Public Telescopes

Putting Eyeball to Eyepiece

Griffith Observatory is one of the premier public observatories in the world. One of the principal reasons is the presence and regular availability of high-quality public telescopes. Griffith J. Griffith wanted the public to have the opportunity to look through a telescope, which he felt might broaden human perspective. Mounted in the copper-clad domes on either end of the building, the Zeiss and solar telescopes are free to the public every day and night the building is open, and the sky is clear.

Zeiss Telescopes

Since opening in 1935, more than seven million people have put an eye to Griffith Observatory's original 12-inch Zeiss refracting telescope. More people have looked though it than any other telescope in the world.

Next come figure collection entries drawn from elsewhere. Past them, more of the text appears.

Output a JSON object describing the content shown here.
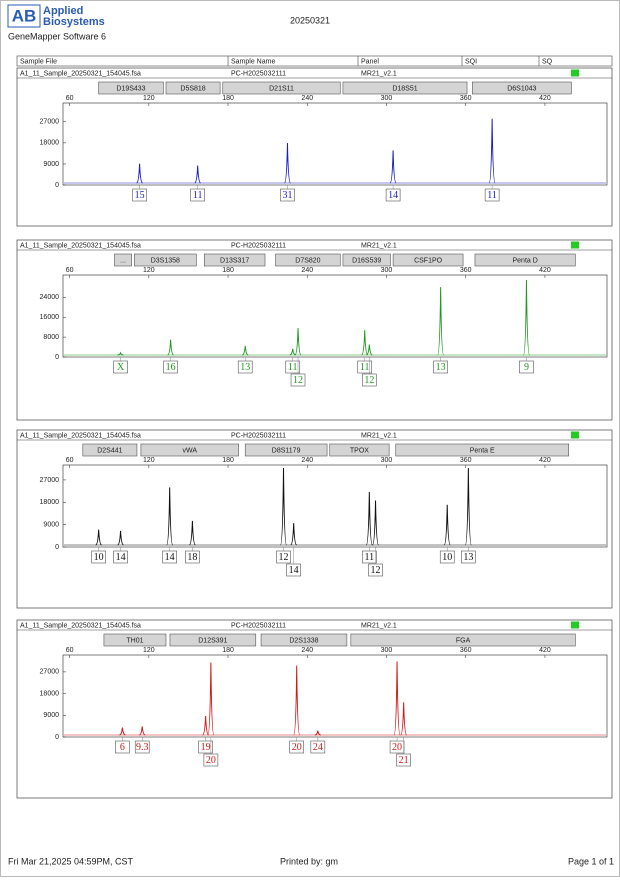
{
  "header": {
    "logo_mark": "AB",
    "brand_line1": "Applied",
    "brand_line2": "Biosystems",
    "software": "GeneMapper Software 6",
    "date": "20250321"
  },
  "columns": [
    "Sample File",
    "Sample Name",
    "Panel",
    "SQI",
    "SQ"
  ],
  "chart_data": [
    {
      "type": "electropherogram",
      "sample_file": "A1_11_Sample_20250321_154045.fsa",
      "sample_name": "PC-H2025032111",
      "panel": "MR21_v2.1",
      "color": "#1c1cc8",
      "xlim": [
        55,
        467
      ],
      "xticks": [
        60,
        120,
        180,
        240,
        300,
        360,
        420
      ],
      "ylim": [
        0,
        35000
      ],
      "yticks": [
        0,
        9000,
        18000,
        27000
      ],
      "markers": [
        {
          "name": "D19S433",
          "range": [
            82,
            131
          ]
        },
        {
          "name": "D5S818",
          "range": [
            133,
            174
          ]
        },
        {
          "name": "D21S11",
          "range": [
            176,
            265
          ]
        },
        {
          "name": "D18S51",
          "range": [
            267,
            361
          ]
        },
        {
          "name": "D6S1043",
          "range": [
            365,
            440
          ]
        }
      ],
      "peaks": {
        "x": [
          113,
          157,
          225,
          305,
          380
        ],
        "values": [
          9100,
          8300,
          17900,
          14800,
          28300
        ],
        "alleles": [
          "15",
          "11",
          "31",
          "14",
          "11"
        ]
      }
    },
    {
      "type": "electropherogram",
      "sample_file": "A1_11_Sample_20250321_154045.fsa",
      "sample_name": "PC-H2025032111",
      "panel": "MR21_v2.1",
      "color": "#1f9a1f",
      "xlim": [
        55,
        467
      ],
      "xticks": [
        60,
        120,
        180,
        240,
        300,
        360,
        420
      ],
      "ylim": [
        0,
        33000
      ],
      "yticks": [
        0,
        8000,
        16000,
        24000
      ],
      "markers": [
        {
          "name": "...",
          "range": [
            94,
            107
          ]
        },
        {
          "name": "D3S1358",
          "range": [
            109,
            156
          ]
        },
        {
          "name": "D13S317",
          "range": [
            162,
            208
          ]
        },
        {
          "name": "D7S820",
          "range": [
            216,
            265
          ]
        },
        {
          "name": "D16S539",
          "range": [
            267,
            303
          ]
        },
        {
          "name": "CSF1PO",
          "range": [
            305,
            358
          ]
        },
        {
          "name": "Penta D",
          "range": [
            367,
            443
          ]
        }
      ],
      "peaks": {
        "x": [
          98.6,
          136.5,
          193,
          229,
          233,
          283.5,
          287,
          341,
          406
        ],
        "values": [
          1650,
          7000,
          4500,
          3300,
          11600,
          10800,
          5000,
          28100,
          31000
        ],
        "alleles": [
          "X",
          "16",
          "13",
          "11",
          "12",
          "11",
          "12",
          "13",
          "9"
        ]
      }
    },
    {
      "type": "electropherogram",
      "sample_file": "A1_11_Sample_20250321_154045.fsa",
      "sample_name": "PC-H2025032111",
      "panel": "MR21_v2.1",
      "color": "#111111",
      "xlim": [
        55,
        467
      ],
      "xticks": [
        60,
        120,
        180,
        240,
        300,
        360,
        420
      ],
      "ylim": [
        0,
        33000
      ],
      "yticks": [
        0,
        9000,
        18000,
        27000
      ],
      "markers": [
        {
          "name": "D2S441",
          "range": [
            70,
            111
          ]
        },
        {
          "name": "vWA",
          "range": [
            114,
            188
          ]
        },
        {
          "name": "D8S1179",
          "range": [
            193,
            255
          ]
        },
        {
          "name": "TPOX",
          "range": [
            257,
            302
          ]
        },
        {
          "name": "Penta E",
          "range": [
            307,
            438
          ]
        }
      ],
      "peaks": {
        "x": [
          82,
          98.6,
          135.8,
          153,
          222,
          229.7,
          287,
          291.7,
          346,
          362
        ],
        "values": [
          7000,
          6500,
          24000,
          10500,
          31800,
          9600,
          22200,
          18700,
          17000,
          31800
        ],
        "alleles": [
          "10",
          "14",
          "14",
          "18",
          "12",
          "14",
          "11",
          "12",
          "10",
          "13"
        ]
      }
    },
    {
      "type": "electropherogram",
      "sample_file": "A1_11_Sample_20250321_154045.fsa",
      "sample_name": "PC-H2025032111",
      "panel": "MR21_v2.1",
      "color": "#d01818",
      "xlim": [
        55,
        467
      ],
      "xticks": [
        60,
        120,
        180,
        240,
        300,
        360,
        420
      ],
      "ylim": [
        0,
        34000
      ],
      "yticks": [
        0,
        9000,
        18000,
        27000
      ],
      "markers": [
        {
          "name": "TH01",
          "range": [
            86,
            133
          ]
        },
        {
          "name": "D12S391",
          "range": [
            136,
            201
          ]
        },
        {
          "name": "D2S1338",
          "range": [
            205,
            270
          ]
        },
        {
          "name": "FGA",
          "range": [
            273,
            443
          ]
        }
      ],
      "peaks": {
        "x": [
          100,
          115,
          163,
          167,
          232,
          248,
          308,
          313
        ],
        "values": [
          3900,
          4400,
          8700,
          30900,
          29600,
          2600,
          31300,
          14400
        ],
        "alleles": [
          "6",
          "9.3",
          "19",
          "20",
          "20",
          "24",
          "20",
          "21"
        ]
      }
    }
  ],
  "footer": {
    "printed_at": "Fri Mar 21,2025 04:59PM, CST",
    "printed_by": "Printed by: gm",
    "page": "Page 1 of 1"
  }
}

Coelostat & Solar Telescopes

Griffith Observatory's three solar telescopes bring the Sun directly to visitors in the west rotunda of the Ahmanson Hall of the Sky. On clear days, each of these telescopes provides a different real-time view of our local star, including sunspots and solar flares.

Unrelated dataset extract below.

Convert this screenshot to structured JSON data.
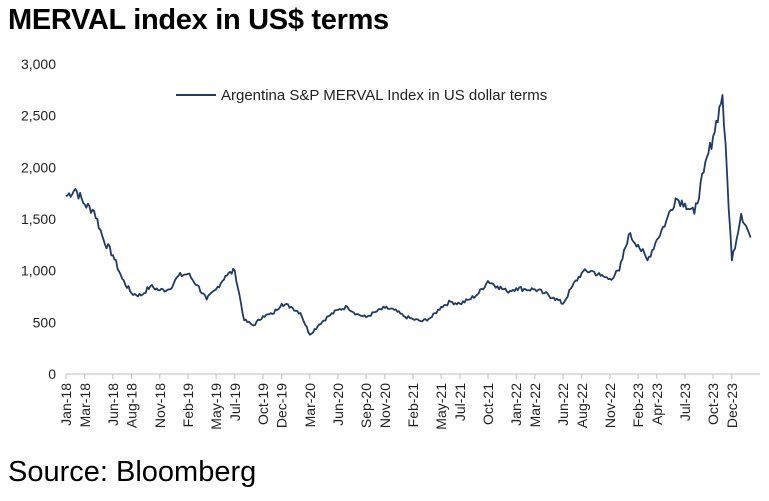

Telescope demonstrator Katy Haugland uses a laser to point out celestial wonders to Observatory patrons while standing next to a telescope on the lawn.

Other Public Telescopes

On any given night, Observatory staff may set up one or more free-standing telescopes on the front sidewalks to enable more people to put their eyeball to the sky. In addition, the Observatory has mounted a number of coin-operated telescopes along the south and west perimeters of the building. These devices enable visitors to look at objects in the Los Angeles Basin and surrounding mountains.